Information Possibly Outdated
The information presented on this page was originally released on September 18, 2000. It may not be outdated, but please search our site for more current information. If you plan to quote or reference this information in a publication, please check with the Extension specialist or author before proceeding.
Chinese Flame Tree Fires Up Landscapes
By Norman Winter
Central Mississippi Research & Extension Center
Names like Chinese Flame Tree and Bougainvillea Goldenrain Tree should give you clues that this is a tree with some valuable color for the landscape. Here are two more descriptive words that should get your attention this year: drought tolerant.
Since the first of August, I have been watching one bloom and bloom, and it was the same during last year's drought, too.
The Chinese Flame Tree erupts into long 12- to 15-inch sprays of yellow blossoms and makes everyone want one for their landscape, but for some reason they are still rare. You would think they would be more popular when you think about bright yellow blossoms hanging from trees in late summer when everything else looks like toast.
There are two species of Golden Rain Tree. Koelreuteria paniculata is hardy in zones 6 through 9 and blooms in early summer around here. There are also varieties that reportedly bloom later.
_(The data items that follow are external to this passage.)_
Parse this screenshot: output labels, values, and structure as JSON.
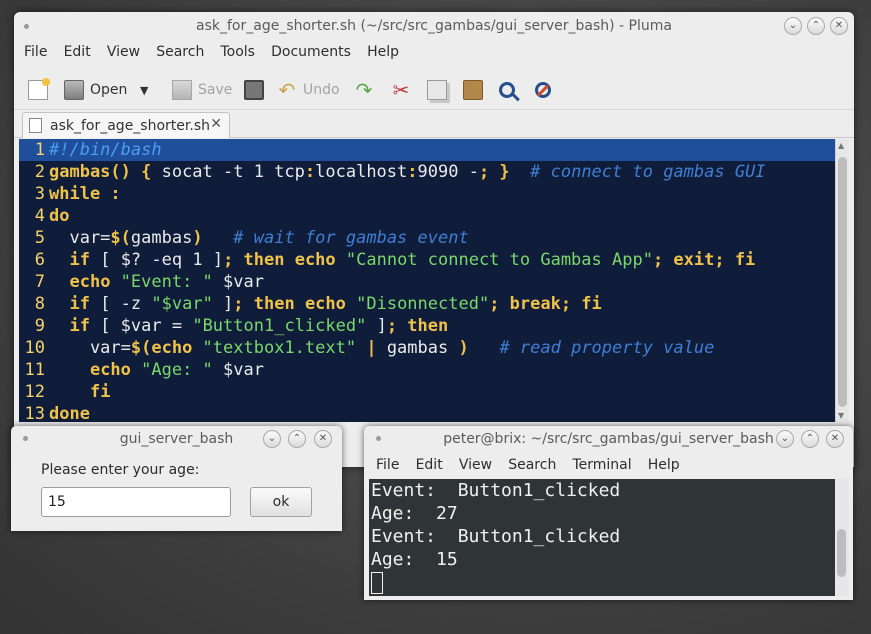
{
  "pluma": {
    "title": "ask_for_age_shorter.sh (~/src/src_gambas/gui_server_bash) - Pluma",
    "menu": [
      "File",
      "Edit",
      "View",
      "Search",
      "Tools",
      "Documents",
      "Help"
    ],
    "toolbar": {
      "open_label": "Open",
      "save_label": "Save",
      "undo_label": "Undo"
    },
    "tab_label": "ask_for_age_shorter.sh",
    "lines": [
      [
        {
          "t": "cm first",
          "v": "#!/bin/bash"
        }
      ],
      [
        {
          "t": "kw",
          "v": "gambas() { "
        },
        {
          "t": "lt",
          "v": "socat -t 1 tcp"
        },
        {
          "t": "kw",
          "v": ":"
        },
        {
          "t": "lt",
          "v": "localhost"
        },
        {
          "t": "kw",
          "v": ":"
        },
        {
          "t": "lt",
          "v": "9090 -"
        },
        {
          "t": "kw",
          "v": "; }"
        },
        {
          "t": "lt",
          "v": "  "
        },
        {
          "t": "cm",
          "v": "# connect to gambas GUI"
        }
      ],
      [
        {
          "t": "kw",
          "v": "while :"
        }
      ],
      [
        {
          "t": "kw",
          "v": "do"
        }
      ],
      [
        {
          "t": "lt",
          "v": "  var="
        },
        {
          "t": "kw",
          "v": "$("
        },
        {
          "t": "lt",
          "v": "gambas"
        },
        {
          "t": "kw",
          "v": ")"
        },
        {
          "t": "lt",
          "v": "   "
        },
        {
          "t": "cm",
          "v": "# wait for gambas event"
        }
      ],
      [
        {
          "t": "lt",
          "v": "  "
        },
        {
          "t": "kw",
          "v": "if"
        },
        {
          "t": "lt",
          "v": " [ "
        },
        {
          "t": "vr",
          "v": "$?"
        },
        {
          "t": "lt",
          "v": " -eq 1 ]"
        },
        {
          "t": "kw",
          "v": "; then echo "
        },
        {
          "t": "st",
          "v": "\"Cannot connect to Gambas App\""
        },
        {
          "t": "kw",
          "v": "; exit; fi"
        }
      ],
      [
        {
          "t": "lt",
          "v": "  "
        },
        {
          "t": "kw",
          "v": "echo "
        },
        {
          "t": "st",
          "v": "\"Event: \""
        },
        {
          "t": "lt",
          "v": " $var"
        }
      ],
      [
        {
          "t": "lt",
          "v": "  "
        },
        {
          "t": "kw",
          "v": "if"
        },
        {
          "t": "lt",
          "v": " [ -z "
        },
        {
          "t": "st",
          "v": "\"$var\""
        },
        {
          "t": "lt",
          "v": " ]"
        },
        {
          "t": "kw",
          "v": "; then echo "
        },
        {
          "t": "st",
          "v": "\"Disonnected\""
        },
        {
          "t": "kw",
          "v": "; break; fi"
        }
      ],
      [
        {
          "t": "lt",
          "v": "  "
        },
        {
          "t": "kw",
          "v": "if"
        },
        {
          "t": "lt",
          "v": " [ $var = "
        },
        {
          "t": "st",
          "v": "\"Button1_clicked\""
        },
        {
          "t": "lt",
          "v": " ]"
        },
        {
          "t": "kw",
          "v": "; then"
        }
      ],
      [
        {
          "t": "lt",
          "v": "    var="
        },
        {
          "t": "kw",
          "v": "$(echo "
        },
        {
          "t": "st",
          "v": "\"textbox1.text\""
        },
        {
          "t": "lt",
          "v": " "
        },
        {
          "t": "kw",
          "v": "|"
        },
        {
          "t": "lt",
          "v": " gambas "
        },
        {
          "t": "kw",
          "v": ")"
        },
        {
          "t": "lt",
          "v": "   "
        },
        {
          "t": "cm",
          "v": "# read property value"
        }
      ],
      [
        {
          "t": "lt",
          "v": "    "
        },
        {
          "t": "kw",
          "v": "echo "
        },
        {
          "t": "st",
          "v": "\"Age: \""
        },
        {
          "t": "lt",
          "v": " $var"
        }
      ],
      [
        {
          "t": "lt",
          "v": "    "
        },
        {
          "t": "kw",
          "v": "fi"
        }
      ],
      [
        {
          "t": "kw",
          "v": "done"
        }
      ]
    ]
  },
  "dialog": {
    "title": "gui_server_bash",
    "prompt": "Please enter your age:",
    "input_value": "15",
    "ok_label": "ok"
  },
  "terminal": {
    "title": "peter@brix: ~/src/src_gambas/gui_server_bash",
    "menu": [
      "File",
      "Edit",
      "View",
      "Search",
      "Terminal",
      "Help"
    ],
    "lines": [
      "Event:  Button1_clicked",
      "Age:  27",
      "Event:  Button1_clicked",
      "Age:  15"
    ]
  }
}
Koelreuteria bipinnata blooms in late summer to early fall and is hardy in zones 8 and 9. Several reference books suggest zone 7 and report tip damage occurs around minus 5. Bloom will not be impacted, as flowers form on new growth. The 50-year-type freezes that occurred twice in the 1980s did considerable damage to the bipinnata. Both are drought tolerant once established in the landscape.
There is no contest as to which one is prettiest, and that is the later blooming one. The golden-yellow flowers each have a touch of red at the base. Then when the bloom is through and the puffy fruit capsules are formed, they too color up in shades of cream, with rose pink and salmon. The fruiting structures of the paniculata turn dark brown.
There are little-to-no insect or disease threats to these trees. Both are deciduous, and many years they obtain a striking yellow fall leaf color. They also are tough in heat like we experienced this summer. Use them to provide welcome shade to the patio or deck.
The Chinese Flame Tree is small, reaching 20 to 40 feet in height and flattens at the top. It fits nicely in urban landscapes. Choose a site in full sun and set out nursery grown plants anytime into well-drained soil. Dig the hole three to five times as wide as the root ball but no deeper. The top of the root ball should be even with the soil profile.
Should you find one now to plant, form a 4-inch berm outside the root ball area that holds five gallons of water. After planting, water deeply and mulch. Remove the berm next summer.
Once in the landscape, feed in late winter with an application of an 8-8-8 fertilizer or one similar equaling 1 pound per 100 square feet of planted area. This is the area from the trunk to just outside the canopy.
They are most always sold generic by species There are varieties of K. paniculata called Fastigiata and September Gold. Mix one in a planting with a couple of deep lavender crape myrtles and then you will truly have a perfect picture.